Salah satu metode yang paling umum digunakan untuk menguji aktivitas antioksidan adalah
menggunakan radikal bebas 1,1-diphenyl-2-picrylhyrdrazil (DPPH). Pengukuran antioksidan dengan
metode DPPH adalah metode pengukuran antioksidan sederhana, cepat dan tidak membutuhkan
banyak reagen.
Pelarut organik yang digunakan dalam ekstraksi adalah heksana, diklorometana, etil asestat,
etanol dan metanil, secara terpisah. 1,1-diphenyl-2-picrylhyrdrazil (DPPH) radikal diukur dengan
menggunakan metode modifikasi sejumlah 100μL sampel (0,62-4,96 mg/mL) atau 19% etanol atau
asam askorbat (sebagai standar). Lalu campur 50μL 0,1M Tris-HCl (pH 7,4) dan kemudian
ditambahkan dengan 5μL 500M (2,5 mg/mL) DPPH. Sembilan puluh persen dari etanol digunakan
sebagai 1 larutan blanko dan larutan DPPH tanpa sampel disajikan sebagai kontrol. Campuran
kemudian dikocok dengan kuat selama 1-3 menit dan didiamkan pada suhu kamar selama 30 menit
dalam kondisi gelap. Absorbansi larutan diukur dengan menggunakan spektrofotometer dengan
panjang gelombang 517 nm. Aktifitas antioksidan dinyatakan dalam % penghambatan. Besarnya daya
antioksidan dihitung dengan rumus:

𝐴𝑏𝑠𝑜𝑟𝑏𝑎𝑛 𝑏𝑙𝑎𝑛𝑘𝑜 − 𝑎𝑏𝑠𝑜𝑟𝑏𝑎𝑛 𝑠𝑎𝑚𝑝𝑒𝑙


𝐷𝑎𝑦𝑎 𝑎𝑛𝑡𝑖𝑜𝑘𝑠𝑖𝑑𝑎𝑛 = 𝑥 100%
𝐴𝑏𝑠𝑜𝑟𝑏𝑎𝑛 𝑏𝑙𝑎𝑛𝑘𝑜

Metode DPPH memberikan informasi reaktivitas senyawa yang diuji dengan suatu radikal stabil.
DPPH memberikan serapan kuat pada panjang gelombang 517 nm dengan warna violet gelap.
Penangkap radikal bebas menyebabkan elektron menjadi berpasangan yang kemudian menyebabkan
penghilangan warna yang sebanding dengan jumlah elektron yang diambil (Sunarni, 2005).

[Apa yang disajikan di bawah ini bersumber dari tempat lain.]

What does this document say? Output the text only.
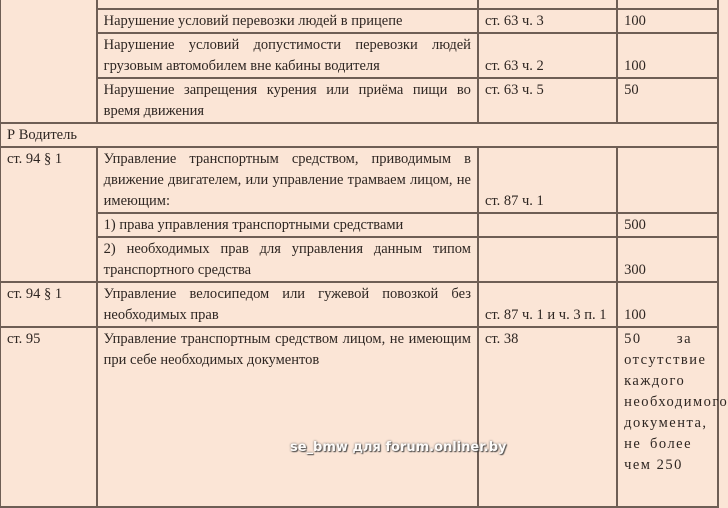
	Нарушение условий перевозки людей в прицепе	ст. 63 ч. 3	100
	Нарушение условий допустимости перевозки людей грузовым автомобилем вне кабины водителя	ст. 63 ч. 2	100
	Нарушение запрещения курения или приёма пищи во время движения	ст. 63 ч. 5	50
Р Водитель			
ст. 94 § 1	Управление транспортным средством, приводимым в движение двигателем, или управление трамваем лицом, не имеющим:	ст. 87 ч. 1	
	1) права управления транспортными средствами		500
	2) необходимых прав для управления данным типом транспортного средства		300
ст. 94 § 1	Управление велосипедом или гужевой повозкой без необходимых прав	ст. 87 ч. 1 и ч. 3 п. 1	100
ст. 95	Управление транспортным средством лицом, не имеющим при себе необходимых документов	ст. 38	50 за отсутствие каждого необходимого документа, не более чем 250
se_bmw для forum.onliner.by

Radikal DPPH adalah suatu senyawa organik yang mengandung nitrogen tidak stabil dengan
absorbansi kuat pada λmax 517 nm dan berwarna ungu gelap. Setelah bereaksi dengan senyawa
antioksidan, DPPH tersebut akan tereduksi dan warnanya akan berubah menjadi kuning. Perubahan
tersebut dapat diukur dengan spektrofotometer, dan diplotkan terhadap konsentrasi Penurunan
intensitas warna yang terjadi disebabkan oleh berkurangnya ikatan rangkap terkonjugasi pada DPPH.
Hal ini dapat terjadi apabila adanya penangkapan satu elektron oleh zat antioksidan, menyebabkan
tidak adanya kesempatan elektron tersebut untuk beresonansi (Sunarni, 2005).
Daftar Pustaka

Juniarti, O. D, .2009. Kandungan Senyawa Kimia, Uji Toksisitas, dan Antioksidan dari Ekstrak Daun
Saga. Makara Sains, 50-54.

Muchtadi, D. 2013. Antioksidan dan Kiat Sehat di Usia Produktif. Bandung: Alfabeta.

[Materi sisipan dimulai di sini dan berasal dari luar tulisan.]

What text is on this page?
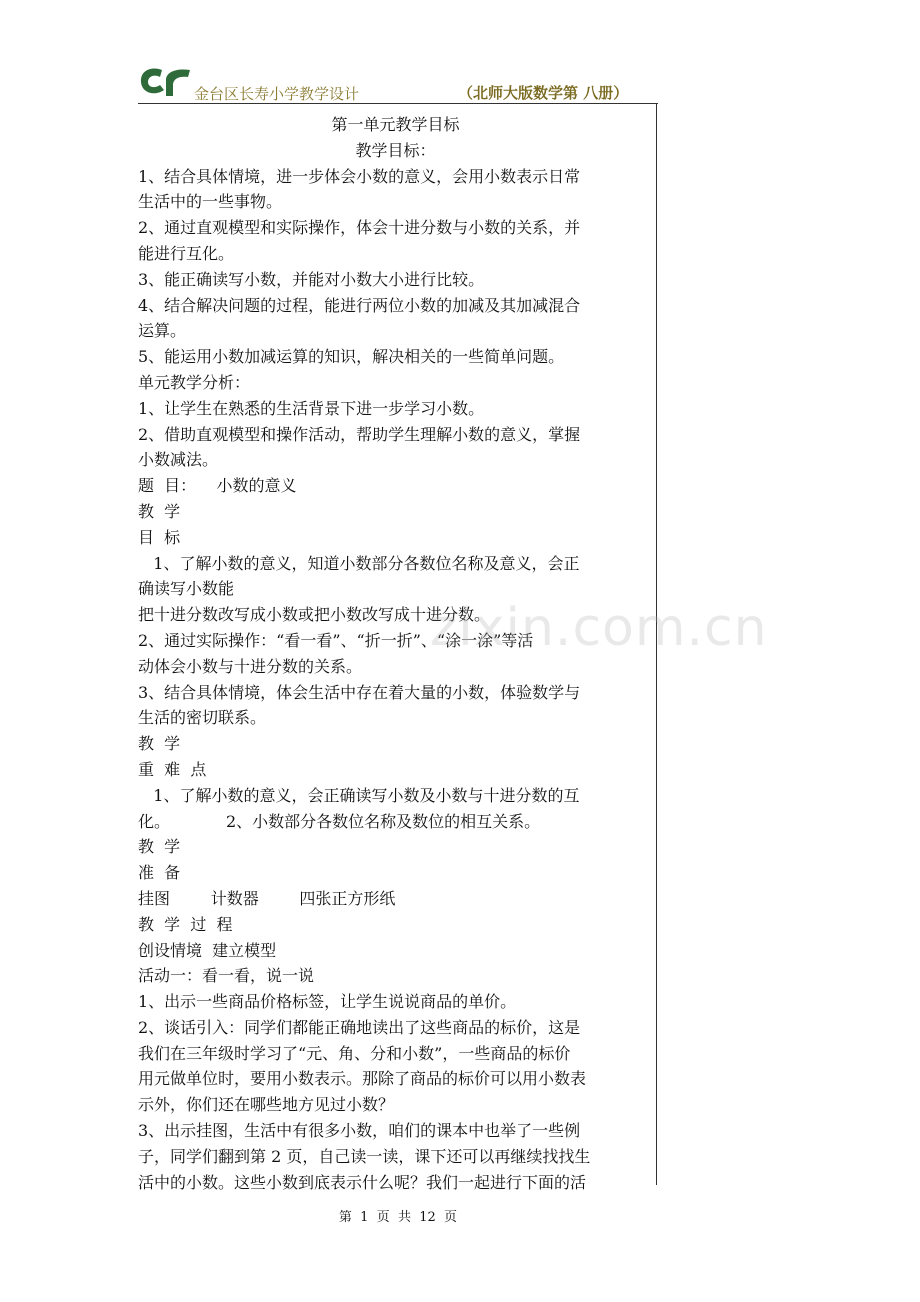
金台区长寿小学教学设计	（北师大版数学第 八册）
第一单元教学目标
教学目标：
1、结合具体情境，进一步体会小数的意义，会用小数表示日常
生活中的一些事物。
2、通过直观模型和实际操作，体会十进分数与小数的关系，并
能进行互化。
3、能正确读写小数，并能对小数大小进行比较。
4、结合解决问题的过程，能进行两位小数的加减及其加减混合
运算。
5、能运用小数加减运算的知识，解决相关的一些简单问题。
单元教学分析：
1、让学生在熟悉的生活背景下进一步学习小数。
2、借助直观模型和操作活动，帮助学生理解小数的意义，掌握
小数减法。
题  目：    小数的意义
教  学
目  标
1、了解小数的意义，知道小数部分各数位名称及意义，会正
确读写小数能
把十进分数改写成小数或把小数改写成十进分数。
2、通过实际操作：“看一看”、“折一折”、“涂一涂”等活
动体会小数与十进分数的关系。
3、结合具体情境，体会生活中存在着大量的小数，体验数学与
生活的密切联系。
教  学
重  难  点
1、了解小数的意义，会正确读写小数及小数与十进分数的互
化。           2、小数部分各数位名称及数位的相互关系。
教  学
准  备
挂图        计数器        四张正方形纸
教  学  过  程
创设情境  建立模型
活动一：看一看，说一说
1、出示一些商品价格标签，让学生说说商品的单价。
2、谈话引入：同学们都能正确地读出了这些商品的标价，这是
我们在三年级时学习了“元、角、分和小数”，一些商品的标价
用元做单位时，要用小数表示。那除了商品的标价可以用小数表
示外，你们还在哪些地方见过小数？
3、出示挂图，生活中有很多小数，咱们的课本中也举了一些例
子，同学们翻到第 2 页，自己读一读，课下还可以再继续找找生
活中的小数。这些小数到底表示什么呢？我们一起进行下面的活
zixin.com.cn
第  1  页  共  12  页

Murray R. K., Granner D.K., Rodwell V.W. 2009. Biokimia Harper. Jakarta: Penerbit Buku Kedokteran,
EGC.

Raharjo, H. d. 2005. Tanaman Berkhasiat Antioksidan. Jakarta: Penerbit Swadaya.

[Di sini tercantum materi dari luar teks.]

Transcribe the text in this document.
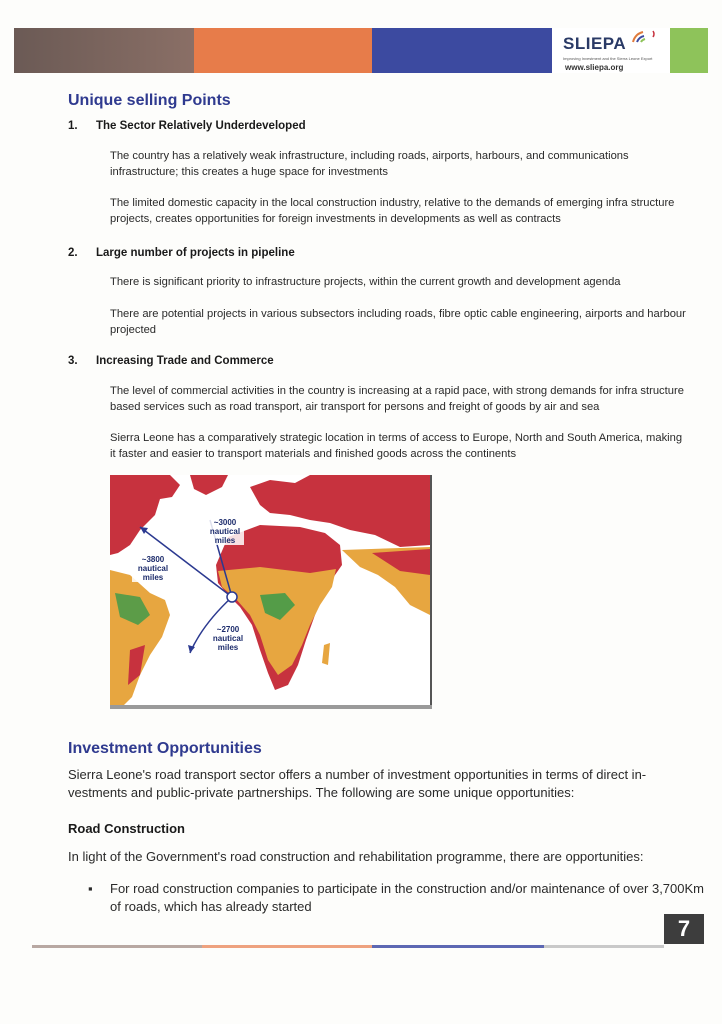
SLIEPA
Improving Investment and the Sierra Leone Export
www.sliepa.org
Unique selling Points
1. The Sector Relatively Underdeveloped
The country has a relatively weak infrastructure, including roads, airports, harbours, and communications infrastructure; this creates a huge space for investments
The limited domestic capacity in the local construction industry, relative to the demands of emerging infra structure projects, creates opportunities for foreign investments in developments as well as contracts
2. Large number of projects in pipeline
There is significant priority to infrastructure projects, within the current growth and development agenda
There are potential projects in various subsectors including roads, fibre optic cable engineering, airports and harbour projected
3. Increasing Trade and Commerce
The level of commercial activities in the country is increasing at a rapid pace, with strong demands for infra structure based services such as road transport, air transport for persons and freight of goods by air and sea
Sierra Leone has a comparatively strategic location in terms of access to Europe, North and South America, making it faster and easier to transport materials and finished goods across the continents
~3000
nautical
miles
~3800
nautical
miles
~2700
nautical
miles
Investment Opportunities
Sierra Leone's road transport sector offers a number of investment opportunities in terms of direct in-vestments and public-private partnerships. The following are some unique opportunities:
Road Construction
In light of the Government's road construction and rehabilitation programme, there are opportunities:
▪ For road construction companies to participate in the construction and/or maintenance of over 3,700Km of roads, which has already started
7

Sen S., C. R. 2011. The Role of Antioxidant in Human Health. ACS Symposium Series 1083, 1-37.

Sunarni, T. 2005. Aktivitas Antioksidan Penangkap Radikal Bebas beberapa Kecambah dari Biji
Tanaman Familia Papilionaceae. Jurnal Farmasi Indonesia, 53-61.

Winarsi, H. 2007. Antioksidan Alami dan Radikal Bebas. Yogyakarta: KANISIUS.